Question 4 – Conceptual Questions (1 pt each)

  • Part A What does it mean for a sample to be representative of a population?

  • Part B What is the difference between an Experiment and an Observational Study?

  • Part C What type of randomness do we need in a study in order to make cause-and-effect statements?

  • Part D What name do we give to variables that interfere with our ability to make cause-and-effect statements?

Question 5 (4 pts)

The following is Chapter 2.5, Q3 from the textbook recreated.

Researchers collected data to examine the relationship between air pollutants and preterm births in Southern California. During the study air pollution levels were measured by air quality monitoring stations. Length of gestation data were collected on 143,196 births between the years 1989 and 1993, and air pollution exposure during gestation was calculated for each birth. (Ritz et al. 2000)

  • Part A Identify the population of interest and the sample in this study.

  • Part B Comment on whether the results of the study can be generalized to the population, and if the findings of the study can be used to establish causal relationships.

Question 6 (3 pts)

The following is Chapter 2.5, Q12 from the textbook recreated.
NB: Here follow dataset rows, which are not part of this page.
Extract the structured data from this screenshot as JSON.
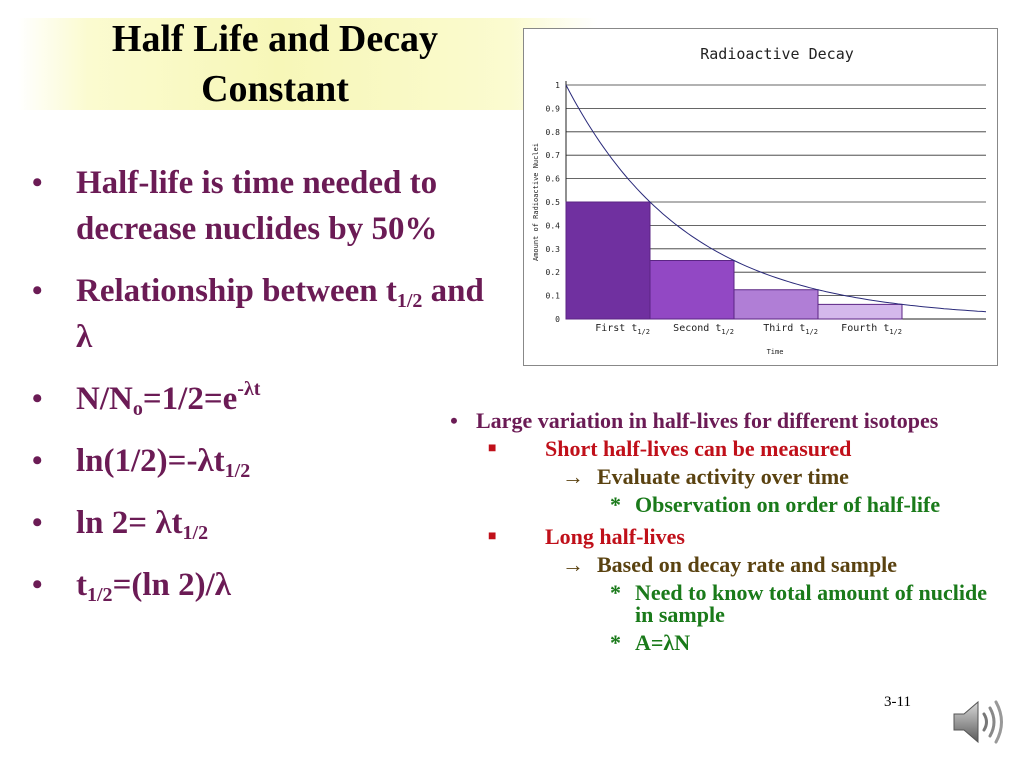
{
  "slide": {
    "title": "Half Life and Decay Constant",
    "number": "3-11"
  },
  "left_bullets": [
    {
      "parts": [
        {
          "t": "Half-life is time needed to decrease nuclides by 50%"
        }
      ]
    },
    {
      "parts": [
        {
          "t": "Relationship between t"
        },
        {
          "t": "1/2",
          "sub": true
        },
        {
          "t": " and λ"
        }
      ]
    },
    {
      "parts": [
        {
          "t": "N/N"
        },
        {
          "t": "o",
          "sub": true
        },
        {
          "t": "=1/2=e"
        },
        {
          "t": "-λt",
          "sup": true
        }
      ]
    },
    {
      "parts": [
        {
          "t": "ln(1/2)=-λt"
        },
        {
          "t": "1/2",
          "sub": true
        }
      ]
    },
    {
      "parts": [
        {
          "t": "ln 2= λt"
        },
        {
          "t": "1/2",
          "sub": true
        }
      ]
    },
    {
      "parts": [
        {
          "t": "t"
        },
        {
          "t": "1/2",
          "sub": true
        },
        {
          "t": "=(ln 2)/λ"
        }
      ]
    }
  ],
  "right_list": {
    "main": "Large variation in half-lives for different isotopes",
    "short": {
      "label": "Short half-lives can be measured",
      "sub": "Evaluate activity over time",
      "notes": [
        "Observation on order of half-life"
      ]
    },
    "long": {
      "label": "Long half-lives",
      "sub": "Based on decay rate and sample",
      "notes": [
        "Need to know total amount of nuclide in sample",
        "A=λN"
      ]
    }
  },
  "chart_data": {
    "type": "bar",
    "title": "Radioactive Decay",
    "xlabel": "Time",
    "ylabel": "Amount of Radioactive Nuclei",
    "ylim": [
      0,
      1
    ],
    "yticks": [
      0,
      0.1,
      0.2,
      0.3,
      0.4,
      0.5,
      0.6,
      0.7,
      0.8,
      0.9,
      1
    ],
    "grid": true,
    "categories": [
      {
        "word": "First",
        "sub": "1/2"
      },
      {
        "word": "Second",
        "sub": "1/2"
      },
      {
        "word": "Third",
        "sub": "1/2"
      },
      {
        "word": "Fourth",
        "sub": "1/2"
      }
    ],
    "values": [
      0.5,
      0.25,
      0.125,
      0.0625
    ],
    "bar_colors": [
      "#7030a0",
      "#9248c4",
      "#b07ed6",
      "#d4b8ec"
    ],
    "curve": {
      "type": "exponential-decay",
      "start": 1,
      "half_life_periods": 1,
      "color": "#2a2a7a"
    }
  },
  "colors": {
    "title_band": "#f7f7b8",
    "purple_text": "#6b1b55",
    "red_text": "#c0101a",
    "brown_text": "#5a4210",
    "green_text": "#1a7a1a"
  },
  "icons": {
    "speaker": "speaker-icon"
  }
}
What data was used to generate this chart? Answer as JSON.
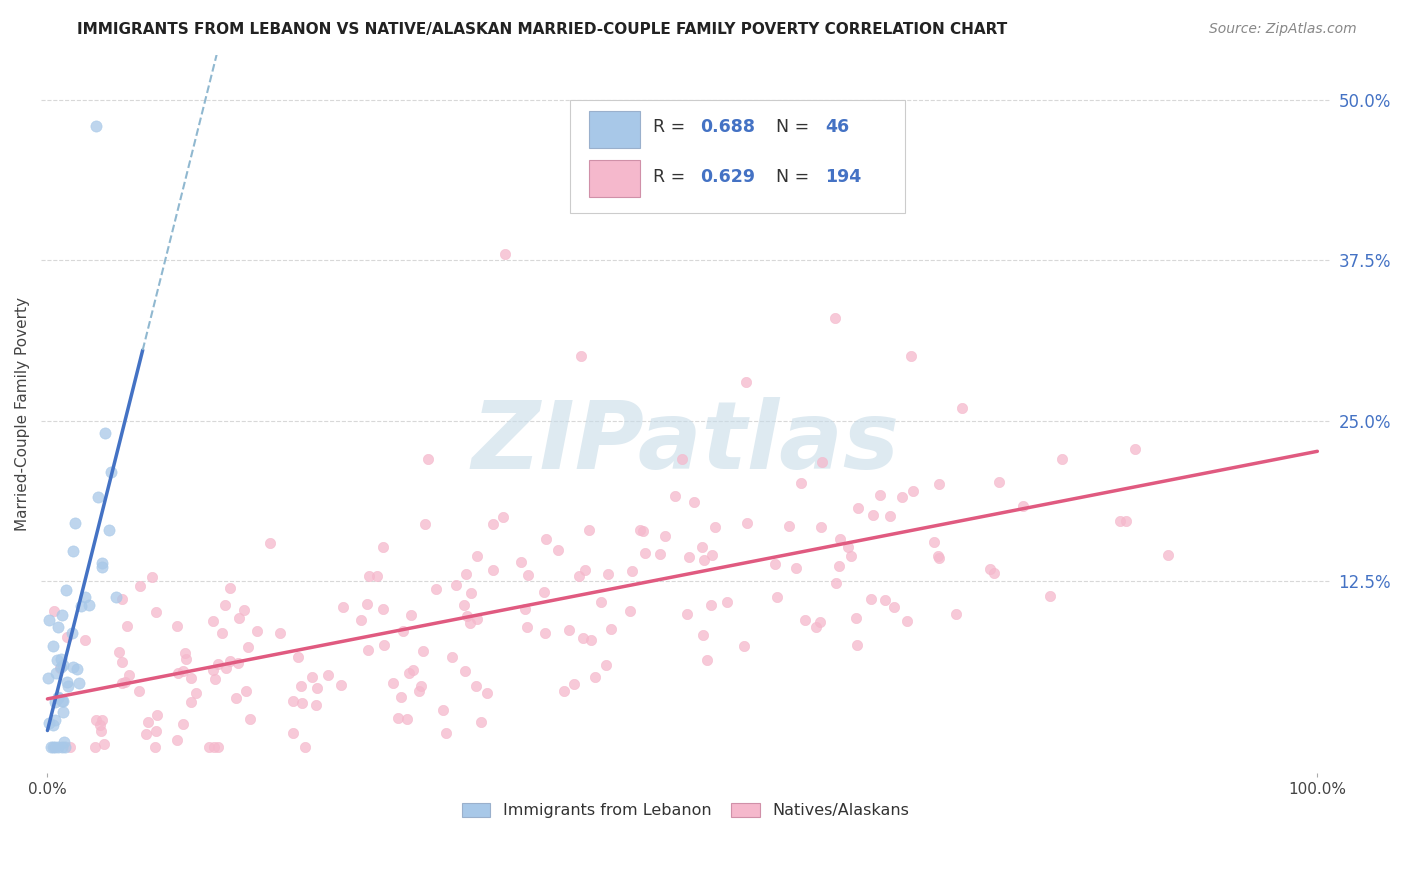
{
  "title": "IMMIGRANTS FROM LEBANON VS NATIVE/ALASKAN MARRIED-COUPLE FAMILY POVERTY CORRELATION CHART",
  "source": "Source: ZipAtlas.com",
  "ylabel": "Married-Couple Family Poverty",
  "ytick_vals": [
    0.0,
    0.125,
    0.25,
    0.375,
    0.5
  ],
  "ytick_labels": [
    "",
    "12.5%",
    "25.0%",
    "37.5%",
    "50.0%"
  ],
  "xtick_vals": [
    0.0,
    1.0
  ],
  "xtick_labels": [
    "0.0%",
    "100.0%"
  ],
  "xlim": [
    -0.005,
    1.01
  ],
  "ylim": [
    -0.025,
    0.535
  ],
  "legend_R1": "0.688",
  "legend_N1": "46",
  "legend_R2": "0.629",
  "legend_N2": "194",
  "color_lebanon": "#a8c8e8",
  "color_native": "#f5b8cc",
  "color_lebanon_line": "#4472c4",
  "color_native_line": "#e05a80",
  "color_dashed_line": "#90b8d0",
  "watermark_text": "ZIPatlas",
  "watermark_color": "#c8dce8",
  "grid_color": "#d8d8d8",
  "tick_label_color": "#4472c4",
  "title_color": "#222222",
  "source_color": "#888888"
}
A study that surveyed a random sample of otherwise healthy high school students found that they are more likely to get muscle cramps when they are stressed. The study also noted that students drink more coffee and sleep less when they are stressed.

  • Part A What type of study is this?

  • Part B Can this study be used to conclude a causal relationship between increased stress and muscle cramps?

  • Part C State possible confounding variables that might explain the observed relationship between increased stress and muscle cramps.